Negligent hiring occurs when an employee commits a crime (or other wrongdoing) that would have been prevented if the employer had completed a reasonable background check. In 1998, a college student sued Domino’s Pizza on the basis of negligent hiring after she was abducted and raped by one of their employees. The Court of Appeals later affirmed the lower court’s judgment that the victim was not a Domino’s customer, therefore there was no obligation to her. Although the outcome absolved Domino’s Pizza of liability in this instance, it brings to light the importance of exercising a good faith effort in checking the background of your potential employees.
In some cases, negligent hiring can be avoided simply by questioning the applicant regarding items on his or her resume. Background screening is absolutely critical to protect the company from potential liability. To ensure screening procedures are applied fairly, consistently, and legally, HR must follow a set of policies and procedures.
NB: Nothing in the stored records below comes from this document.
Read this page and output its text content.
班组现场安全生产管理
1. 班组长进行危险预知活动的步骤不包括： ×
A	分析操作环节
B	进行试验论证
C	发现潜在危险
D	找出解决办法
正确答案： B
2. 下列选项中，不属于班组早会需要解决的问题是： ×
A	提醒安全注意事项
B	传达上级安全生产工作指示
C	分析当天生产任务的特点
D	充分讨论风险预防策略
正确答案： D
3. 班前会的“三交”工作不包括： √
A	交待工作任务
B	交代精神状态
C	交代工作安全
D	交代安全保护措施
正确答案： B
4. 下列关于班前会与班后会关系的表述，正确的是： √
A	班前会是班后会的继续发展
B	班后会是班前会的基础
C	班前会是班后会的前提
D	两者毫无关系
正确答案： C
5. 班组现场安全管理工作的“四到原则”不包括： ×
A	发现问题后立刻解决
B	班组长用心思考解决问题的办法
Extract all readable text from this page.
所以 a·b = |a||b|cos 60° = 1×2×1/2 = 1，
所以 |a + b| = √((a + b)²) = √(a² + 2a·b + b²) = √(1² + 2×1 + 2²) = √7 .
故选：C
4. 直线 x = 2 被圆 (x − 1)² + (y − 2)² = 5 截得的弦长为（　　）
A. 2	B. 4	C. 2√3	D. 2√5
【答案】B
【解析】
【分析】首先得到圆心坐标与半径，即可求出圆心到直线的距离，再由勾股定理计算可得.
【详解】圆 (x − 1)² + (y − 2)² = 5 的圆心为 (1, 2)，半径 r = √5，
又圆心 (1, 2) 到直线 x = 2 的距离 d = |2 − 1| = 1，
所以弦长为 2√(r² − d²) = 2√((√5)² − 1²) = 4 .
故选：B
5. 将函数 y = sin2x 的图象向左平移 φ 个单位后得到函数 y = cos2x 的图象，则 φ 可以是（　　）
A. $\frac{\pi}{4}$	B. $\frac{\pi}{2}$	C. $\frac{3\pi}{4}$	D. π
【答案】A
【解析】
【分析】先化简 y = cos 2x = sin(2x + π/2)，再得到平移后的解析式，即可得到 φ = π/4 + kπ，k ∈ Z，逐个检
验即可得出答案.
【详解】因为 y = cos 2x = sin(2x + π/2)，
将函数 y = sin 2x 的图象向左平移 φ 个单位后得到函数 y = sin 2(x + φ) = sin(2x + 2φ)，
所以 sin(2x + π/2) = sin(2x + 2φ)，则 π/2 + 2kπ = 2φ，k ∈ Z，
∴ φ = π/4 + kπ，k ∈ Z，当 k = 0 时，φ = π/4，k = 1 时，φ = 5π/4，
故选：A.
My best practices checklist includes:
- Written release from applicants that allows company to contact former employers and references, releasing those references from liability in providing said information.
- Provide a copy of the company’s policy regarding any criminal background and credit checks (as allowed by law).
- Question applicant regarding gaps in employment and look for red flags – such as frequent changes in employment or an unwillingness to identify supervisors at previous jobs.
- Document everything – attempts to contact references, etc.
- Review procedures regularly to ensure that they do not create a situation of disparate impact.
Dependent upon the position, a company may need to alter the screening process – such as requiring a credit check only when it is necessary for the position (such as someone working with sensitive financial data). Beware, though, that there it is highly probable the EEOC may ban credit checks completely.
Above all, any policy that is in place must be applied uniformly and consistently to all applicants. The Equal Employment Opportunity Commission (EEOC) has stepped up its enforcement within the past few years. Last year, the EEOC reported the highest number of discrimination charges in its 46 year history (99,947). Pepsi Co recently settled with the EEOC for $3.13 million and voluntarily amended their policy against hiring any individual with an arrest record. The policy was found to have a disparate impact on African Americans.
If you start with the tips outlined above, you’ll be on your way to creating a safe work environment that will attract and retain top candidates.